On 12 March K. Zuparov, Deputy Chief of the Tashkent City Court Department, cancelled Yadgarov's decision.

Bailiff Yadgarov on 29 March told Forum 18 that his decision was already cancelled but refused to discuss the case.

Entry bans

Uzbekistan also bans some visits by fellow-believers in other countries. In summer 2011 Uzbek border officials refused Russian citizens Aleksandr Hakimov and his wife entry when they were with a group of Hare Krishna devotees. "Some of the Kazakh devotees, seeing that Hakimov was refused entry decided to go back to Kazakhstan together with him, while a few others who had already crossed the border continued their journey in Uzbekistan," Hare Krishna devotee Galina Golous told Forum 18 from Kazakhstan on 2 April. Golous said that Hakimov believes that he may be on an entry black list.

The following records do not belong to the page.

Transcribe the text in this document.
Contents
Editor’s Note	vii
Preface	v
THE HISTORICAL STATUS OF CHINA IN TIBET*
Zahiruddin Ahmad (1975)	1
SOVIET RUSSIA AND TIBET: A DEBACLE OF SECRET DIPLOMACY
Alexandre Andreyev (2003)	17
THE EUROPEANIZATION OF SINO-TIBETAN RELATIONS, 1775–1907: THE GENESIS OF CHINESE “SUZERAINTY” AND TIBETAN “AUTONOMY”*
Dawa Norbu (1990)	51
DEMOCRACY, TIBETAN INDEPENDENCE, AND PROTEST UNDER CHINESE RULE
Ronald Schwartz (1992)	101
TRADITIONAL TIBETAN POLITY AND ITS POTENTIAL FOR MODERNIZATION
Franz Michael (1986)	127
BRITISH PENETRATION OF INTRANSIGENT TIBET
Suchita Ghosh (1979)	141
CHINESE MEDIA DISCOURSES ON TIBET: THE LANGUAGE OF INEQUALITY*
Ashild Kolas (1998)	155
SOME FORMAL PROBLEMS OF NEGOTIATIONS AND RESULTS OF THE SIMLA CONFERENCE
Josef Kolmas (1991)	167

Later that summer, another Russian Hare Krishna devotee was stopped by border officials at Tashkent International Airport, when he tried to visit relatives. Officials made the devotee buy a new ticket at his own cost and fly back to Russia.

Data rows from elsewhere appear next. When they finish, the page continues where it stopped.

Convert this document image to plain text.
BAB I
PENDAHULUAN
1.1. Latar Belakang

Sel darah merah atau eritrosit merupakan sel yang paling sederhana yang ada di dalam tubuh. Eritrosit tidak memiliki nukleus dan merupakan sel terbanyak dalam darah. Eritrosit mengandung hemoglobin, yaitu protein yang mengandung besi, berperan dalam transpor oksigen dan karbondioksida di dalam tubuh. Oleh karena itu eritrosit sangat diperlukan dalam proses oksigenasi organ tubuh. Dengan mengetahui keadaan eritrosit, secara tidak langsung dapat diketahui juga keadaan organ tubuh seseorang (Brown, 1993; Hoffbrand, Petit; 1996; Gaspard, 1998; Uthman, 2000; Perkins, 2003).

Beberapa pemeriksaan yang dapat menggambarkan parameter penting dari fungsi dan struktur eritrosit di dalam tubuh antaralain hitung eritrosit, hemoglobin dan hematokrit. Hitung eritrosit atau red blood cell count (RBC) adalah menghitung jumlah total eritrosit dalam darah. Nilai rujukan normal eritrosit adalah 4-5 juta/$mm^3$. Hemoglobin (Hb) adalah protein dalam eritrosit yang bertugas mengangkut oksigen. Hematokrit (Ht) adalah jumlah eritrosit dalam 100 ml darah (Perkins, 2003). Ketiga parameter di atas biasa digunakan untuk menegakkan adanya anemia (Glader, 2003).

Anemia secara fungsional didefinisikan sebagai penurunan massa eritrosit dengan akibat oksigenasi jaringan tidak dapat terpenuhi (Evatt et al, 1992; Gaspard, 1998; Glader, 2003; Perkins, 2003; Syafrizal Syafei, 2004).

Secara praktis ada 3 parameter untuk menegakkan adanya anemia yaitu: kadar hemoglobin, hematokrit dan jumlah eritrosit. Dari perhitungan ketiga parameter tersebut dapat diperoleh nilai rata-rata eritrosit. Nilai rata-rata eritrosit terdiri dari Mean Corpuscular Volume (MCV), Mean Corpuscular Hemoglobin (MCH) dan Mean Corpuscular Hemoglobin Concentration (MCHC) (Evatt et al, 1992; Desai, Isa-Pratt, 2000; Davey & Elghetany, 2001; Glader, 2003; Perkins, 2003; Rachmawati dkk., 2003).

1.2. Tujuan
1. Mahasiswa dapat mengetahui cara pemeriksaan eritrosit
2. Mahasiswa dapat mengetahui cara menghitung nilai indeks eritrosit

Such entry bans can last several years. Feruza Akynbekova, a Kazakh member of an unregistered Baptist Church, has not been able to visit Uzbekistan since 18 December 2007. On that day she was stopped at the Min-Suv crossing point on the Uzbek-Kazakh border by Uzbek customs officials, who confiscated Christian literature from her and refused her entry into Uzbekistan.

Baptists who wished to remain anonymous for fear of state reprisals stated that Akynbekova has several times between 2008 and June 2011 unsuccessfully tried to visit Uzbekistan from Kazakhstan. An official letter from the Military Prosecutor's Office to Akynbekova, a copy of which Forum 18 has seen, signed on 13 January 2012 by A. Ishankhodjayev, Head of an unnamed Department claims that her "entry into Uzbekistan is banned to ensure national security".

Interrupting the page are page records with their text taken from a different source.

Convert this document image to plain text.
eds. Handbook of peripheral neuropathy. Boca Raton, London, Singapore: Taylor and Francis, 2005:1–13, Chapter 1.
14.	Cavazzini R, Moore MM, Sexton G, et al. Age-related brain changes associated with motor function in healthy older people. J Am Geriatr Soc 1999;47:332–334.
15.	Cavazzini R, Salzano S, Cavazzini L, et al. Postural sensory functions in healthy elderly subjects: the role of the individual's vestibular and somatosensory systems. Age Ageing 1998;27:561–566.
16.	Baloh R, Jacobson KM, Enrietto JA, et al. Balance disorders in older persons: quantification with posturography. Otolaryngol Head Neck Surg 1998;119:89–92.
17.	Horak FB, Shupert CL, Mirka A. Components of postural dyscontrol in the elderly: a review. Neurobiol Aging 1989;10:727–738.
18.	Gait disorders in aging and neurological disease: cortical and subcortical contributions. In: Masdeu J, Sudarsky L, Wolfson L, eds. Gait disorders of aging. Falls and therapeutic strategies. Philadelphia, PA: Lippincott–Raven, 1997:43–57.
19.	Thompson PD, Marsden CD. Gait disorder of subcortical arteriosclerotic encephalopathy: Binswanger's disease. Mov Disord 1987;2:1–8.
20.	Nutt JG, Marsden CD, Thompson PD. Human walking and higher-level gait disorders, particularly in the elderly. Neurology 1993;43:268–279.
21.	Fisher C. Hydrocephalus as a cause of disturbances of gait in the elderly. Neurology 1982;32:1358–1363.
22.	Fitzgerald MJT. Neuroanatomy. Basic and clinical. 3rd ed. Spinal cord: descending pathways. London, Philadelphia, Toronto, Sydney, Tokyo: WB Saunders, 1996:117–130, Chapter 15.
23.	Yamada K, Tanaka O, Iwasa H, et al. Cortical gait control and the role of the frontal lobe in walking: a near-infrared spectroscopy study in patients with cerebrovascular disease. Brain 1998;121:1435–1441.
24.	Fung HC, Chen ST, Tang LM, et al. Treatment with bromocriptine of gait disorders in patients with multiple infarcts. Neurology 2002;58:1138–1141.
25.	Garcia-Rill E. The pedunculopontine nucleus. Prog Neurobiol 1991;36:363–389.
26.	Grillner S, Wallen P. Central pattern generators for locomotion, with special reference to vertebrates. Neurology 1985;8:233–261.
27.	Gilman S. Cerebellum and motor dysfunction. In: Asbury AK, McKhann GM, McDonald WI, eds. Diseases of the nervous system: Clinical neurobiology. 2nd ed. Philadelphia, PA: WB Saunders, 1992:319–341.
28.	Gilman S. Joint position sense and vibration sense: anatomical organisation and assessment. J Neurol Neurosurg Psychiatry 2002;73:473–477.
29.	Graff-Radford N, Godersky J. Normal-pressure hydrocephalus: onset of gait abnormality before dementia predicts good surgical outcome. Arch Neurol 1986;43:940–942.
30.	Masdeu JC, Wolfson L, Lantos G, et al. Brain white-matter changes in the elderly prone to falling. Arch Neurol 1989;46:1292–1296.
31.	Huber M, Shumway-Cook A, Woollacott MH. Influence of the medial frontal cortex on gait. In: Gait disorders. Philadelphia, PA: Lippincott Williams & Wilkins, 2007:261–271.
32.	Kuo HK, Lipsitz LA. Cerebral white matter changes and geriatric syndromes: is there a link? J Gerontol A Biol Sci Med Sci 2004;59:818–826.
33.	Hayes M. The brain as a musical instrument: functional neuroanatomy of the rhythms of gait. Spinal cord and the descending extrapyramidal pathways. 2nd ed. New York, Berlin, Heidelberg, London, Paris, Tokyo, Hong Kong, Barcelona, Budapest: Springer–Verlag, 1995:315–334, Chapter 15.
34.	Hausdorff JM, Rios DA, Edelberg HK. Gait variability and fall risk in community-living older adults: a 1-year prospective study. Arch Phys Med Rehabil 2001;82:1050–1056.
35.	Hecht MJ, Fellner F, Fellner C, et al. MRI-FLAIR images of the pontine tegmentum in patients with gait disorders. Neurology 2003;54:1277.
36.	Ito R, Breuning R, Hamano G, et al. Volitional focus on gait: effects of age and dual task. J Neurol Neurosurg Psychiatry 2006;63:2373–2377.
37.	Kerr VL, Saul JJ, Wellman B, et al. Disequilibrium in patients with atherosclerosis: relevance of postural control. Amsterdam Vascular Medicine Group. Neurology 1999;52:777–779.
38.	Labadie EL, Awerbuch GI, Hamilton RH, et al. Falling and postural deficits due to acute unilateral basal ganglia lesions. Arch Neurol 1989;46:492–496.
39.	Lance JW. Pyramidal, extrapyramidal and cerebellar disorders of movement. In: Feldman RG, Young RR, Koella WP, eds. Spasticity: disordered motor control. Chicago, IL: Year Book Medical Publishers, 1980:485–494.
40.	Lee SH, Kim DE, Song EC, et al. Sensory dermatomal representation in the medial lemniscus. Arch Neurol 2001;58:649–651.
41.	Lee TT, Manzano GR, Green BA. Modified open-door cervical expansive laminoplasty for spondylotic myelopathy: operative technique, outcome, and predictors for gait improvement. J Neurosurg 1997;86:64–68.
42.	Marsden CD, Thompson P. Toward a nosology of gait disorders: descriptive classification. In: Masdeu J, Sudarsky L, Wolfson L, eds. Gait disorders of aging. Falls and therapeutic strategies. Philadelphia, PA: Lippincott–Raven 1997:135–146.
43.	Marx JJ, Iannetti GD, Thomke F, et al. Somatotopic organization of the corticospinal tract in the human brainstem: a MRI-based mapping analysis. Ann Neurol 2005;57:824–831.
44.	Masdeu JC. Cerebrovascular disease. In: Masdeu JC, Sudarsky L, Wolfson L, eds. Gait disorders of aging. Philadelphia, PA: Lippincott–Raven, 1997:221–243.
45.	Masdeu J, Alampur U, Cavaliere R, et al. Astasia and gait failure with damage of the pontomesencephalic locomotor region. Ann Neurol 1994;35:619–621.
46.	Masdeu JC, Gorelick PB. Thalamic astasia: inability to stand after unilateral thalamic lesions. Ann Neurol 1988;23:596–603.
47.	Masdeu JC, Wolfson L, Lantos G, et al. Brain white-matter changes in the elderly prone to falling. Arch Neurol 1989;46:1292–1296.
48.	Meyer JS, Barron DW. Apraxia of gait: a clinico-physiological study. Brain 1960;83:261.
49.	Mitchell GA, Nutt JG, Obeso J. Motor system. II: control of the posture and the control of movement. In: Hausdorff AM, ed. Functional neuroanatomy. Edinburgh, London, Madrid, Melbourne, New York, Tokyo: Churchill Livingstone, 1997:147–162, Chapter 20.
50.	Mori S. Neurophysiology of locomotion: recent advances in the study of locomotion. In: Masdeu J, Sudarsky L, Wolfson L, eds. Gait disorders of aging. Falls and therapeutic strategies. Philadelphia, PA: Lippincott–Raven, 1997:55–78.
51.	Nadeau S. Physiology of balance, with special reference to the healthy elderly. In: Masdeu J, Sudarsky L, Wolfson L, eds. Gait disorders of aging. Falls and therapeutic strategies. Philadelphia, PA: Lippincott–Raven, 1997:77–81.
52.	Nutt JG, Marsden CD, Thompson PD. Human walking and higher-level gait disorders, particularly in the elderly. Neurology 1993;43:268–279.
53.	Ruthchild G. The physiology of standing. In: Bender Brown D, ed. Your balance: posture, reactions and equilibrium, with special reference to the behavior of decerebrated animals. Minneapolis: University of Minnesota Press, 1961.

An earlier letter to Akynbekova, seen by Forum 18, dated 21 August 2009, states that her entry into Uzbekistan was restricted due to Tashkent District Criminal Court's decision from 8 February 2008 imposing on her administrative punishment, for "attempting to bring into Uzbekistan Christian literature, the import or distribution of which in the territory of Uzbekistan is not allowed." In her absence she was on 8 February 2008 fined five times the minimum monthly wage under the Administrative Code's Article 227, Part 1 ("Non-declaration or inaccurate declaration of goods transported through the customs border"), for not declaring in a Customs Declaration six religious books and booklets in her luggage.

The verdict orders the title "Steps towards knowing God" to be given to the Religious Affairs Committee, and other books and booklets to be destroyed as they were "deemed illegal by the decision of the Religious Affairs Committee." Details of the other books are not given. Islamic and Christian literature has often been ordered to be destroyed by courts.

"Expert analyses" are routinely used as an excuse to confiscate any book the authorities decide to confiscate. "Religious expert analysis" has even been used to justify confiscating works by the 19th century authors Sir Walter Scott and Ivan Turgenev. A very strict censorship regime is applied against religious literature and other material of all faiths.

An official of the Zangiota District Court (which includes the former Tashkent District Court) who introduced himself as Nugmat but refused to give his last name, on 3 April told Forum 18 that Judge Rustamov was busy and not available to comment. He stated that Akynbekova could enter Uzbekistan if she pays the fine. He was surprised that Customs officials had not explained this to her. "Why can't they explain this to her?"